Bankers Association of Malawi (BAM) has said while the new policy rate will affect interest rate margins in the short-term, commercial banks remain positive on gains to be accrued from increased volumes and reduced credit losses.

BAM’s sentiments are in reaction to last week’s Reserve Bank of Malawi (RBM) 100 basis points cut in the policy rate or bank rate from 14.5 percent to 13.5 percent,  a move that is expected to provide relief to borrowers.

In a written response to questions yesterday, BAM chief executive officer Violette Santhe said while the new base lending rates will be determined by individual banks, there will be improved loan repayments following reduced lending rates.

“Each bank will review the new policy decision and depending on that assessment, it will develop response plans based on individual business.

“However, risk premiums are different for different classes of clients, obviously higher for small and medium enterprises [SMEs]. Banks are always seeking better ways to lend to this sector in line with its creditworthiness,” she said.

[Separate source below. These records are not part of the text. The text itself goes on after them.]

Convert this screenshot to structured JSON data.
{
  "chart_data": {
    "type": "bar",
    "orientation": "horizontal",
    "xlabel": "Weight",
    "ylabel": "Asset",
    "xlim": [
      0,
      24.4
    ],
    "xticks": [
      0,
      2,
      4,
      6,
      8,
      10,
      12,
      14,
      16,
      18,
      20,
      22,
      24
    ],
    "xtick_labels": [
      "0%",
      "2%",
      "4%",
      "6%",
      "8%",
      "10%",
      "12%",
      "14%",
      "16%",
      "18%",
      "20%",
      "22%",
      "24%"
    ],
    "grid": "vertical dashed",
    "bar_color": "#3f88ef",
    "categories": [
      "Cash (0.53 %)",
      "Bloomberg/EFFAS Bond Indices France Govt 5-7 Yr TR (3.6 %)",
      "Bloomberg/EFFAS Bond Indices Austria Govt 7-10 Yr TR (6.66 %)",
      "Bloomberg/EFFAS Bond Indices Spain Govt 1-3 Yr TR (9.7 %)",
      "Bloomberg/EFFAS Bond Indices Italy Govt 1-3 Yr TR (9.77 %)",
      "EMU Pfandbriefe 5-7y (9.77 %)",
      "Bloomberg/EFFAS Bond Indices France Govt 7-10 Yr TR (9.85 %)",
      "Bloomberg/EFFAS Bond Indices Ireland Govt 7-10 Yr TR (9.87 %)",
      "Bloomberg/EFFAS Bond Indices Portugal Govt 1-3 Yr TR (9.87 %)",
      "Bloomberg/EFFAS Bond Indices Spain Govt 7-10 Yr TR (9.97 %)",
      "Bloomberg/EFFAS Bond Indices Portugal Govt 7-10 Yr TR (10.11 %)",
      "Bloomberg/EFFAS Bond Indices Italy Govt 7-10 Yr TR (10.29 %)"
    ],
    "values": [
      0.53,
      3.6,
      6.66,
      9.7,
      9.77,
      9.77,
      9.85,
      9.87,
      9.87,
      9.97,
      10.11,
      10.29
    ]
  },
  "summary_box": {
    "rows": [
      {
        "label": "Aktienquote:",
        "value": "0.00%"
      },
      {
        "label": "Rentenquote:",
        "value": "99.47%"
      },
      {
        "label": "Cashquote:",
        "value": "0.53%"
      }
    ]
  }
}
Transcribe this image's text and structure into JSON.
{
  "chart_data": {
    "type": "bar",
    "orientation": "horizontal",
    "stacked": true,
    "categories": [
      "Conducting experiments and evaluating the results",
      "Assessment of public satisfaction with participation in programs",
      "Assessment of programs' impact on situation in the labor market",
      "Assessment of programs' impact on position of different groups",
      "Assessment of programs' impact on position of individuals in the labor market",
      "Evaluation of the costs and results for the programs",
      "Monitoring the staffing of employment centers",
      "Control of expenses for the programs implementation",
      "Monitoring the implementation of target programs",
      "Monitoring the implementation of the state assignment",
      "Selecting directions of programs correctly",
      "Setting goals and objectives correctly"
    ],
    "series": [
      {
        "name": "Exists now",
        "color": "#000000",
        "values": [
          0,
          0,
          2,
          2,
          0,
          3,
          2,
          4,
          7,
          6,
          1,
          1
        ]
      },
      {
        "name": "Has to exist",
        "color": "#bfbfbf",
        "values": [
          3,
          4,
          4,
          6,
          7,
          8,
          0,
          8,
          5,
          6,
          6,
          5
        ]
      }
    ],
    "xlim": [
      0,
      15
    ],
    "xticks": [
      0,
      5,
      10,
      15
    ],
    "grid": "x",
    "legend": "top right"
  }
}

Santhe, however, said in addition to the conventional lending instruments, commercial banks have already started to collaborate with other stakeholders for innovative financing, which she said can support some pockets of SMEs not able to meet existing loan covenants in the banking industry.

“It is important to understand that compliance on banks’ risk management trend is increasing in the form of regulation and international standards such as Basel II and International Finance Reporting Standard 9.

Santhe said the Malawi economy needs to exploit innovative financing models to fill this gap by addressing specific market failures and institutional barriers.

She said for innovative financing to happen, there is need for collaboration among public, private and or philanthropic sources of finance.

“Innovative financing provides a set of tools for donors who want to create more development impact through their investments, private companies open to new business models in new markets and financial institutions looking for new opportunities,” she said.

Some of the possible innovative financing solutions in the agricultural SMEs include risk sharing facilities, loan portfolio guarantees, new product design, irrigation and water systems, post-harvest storage facilities and rural feeder roads.

Last week, the central bank cut key driver of interest rates on loans, the second since January this year.

In January, RBM also slashed the policy rate—the rate at which commercial banks borrow from the central bank as the lender of last resort—by 150 basis points from 16 percent to 14.5 percent, a move that saw commercial banks softening their lending rates to a minimum of 14.9 percent and a maximum of around 26 percent.

Chamber of Small and Medium Enterprises executive secretary James Chiutsi on Saturday said small businesses require long periods of incubation to reach required production capacities.

On his part, National Working Group on Trade and Policy chairperson Frederick Changaya said banks should be innovative by, among others, partnering SMEs and growing them into big players.

He observed that many commercial banks scramble for the same over-banked firms yet some of the start-ups or SMEs have better future potential than big companies.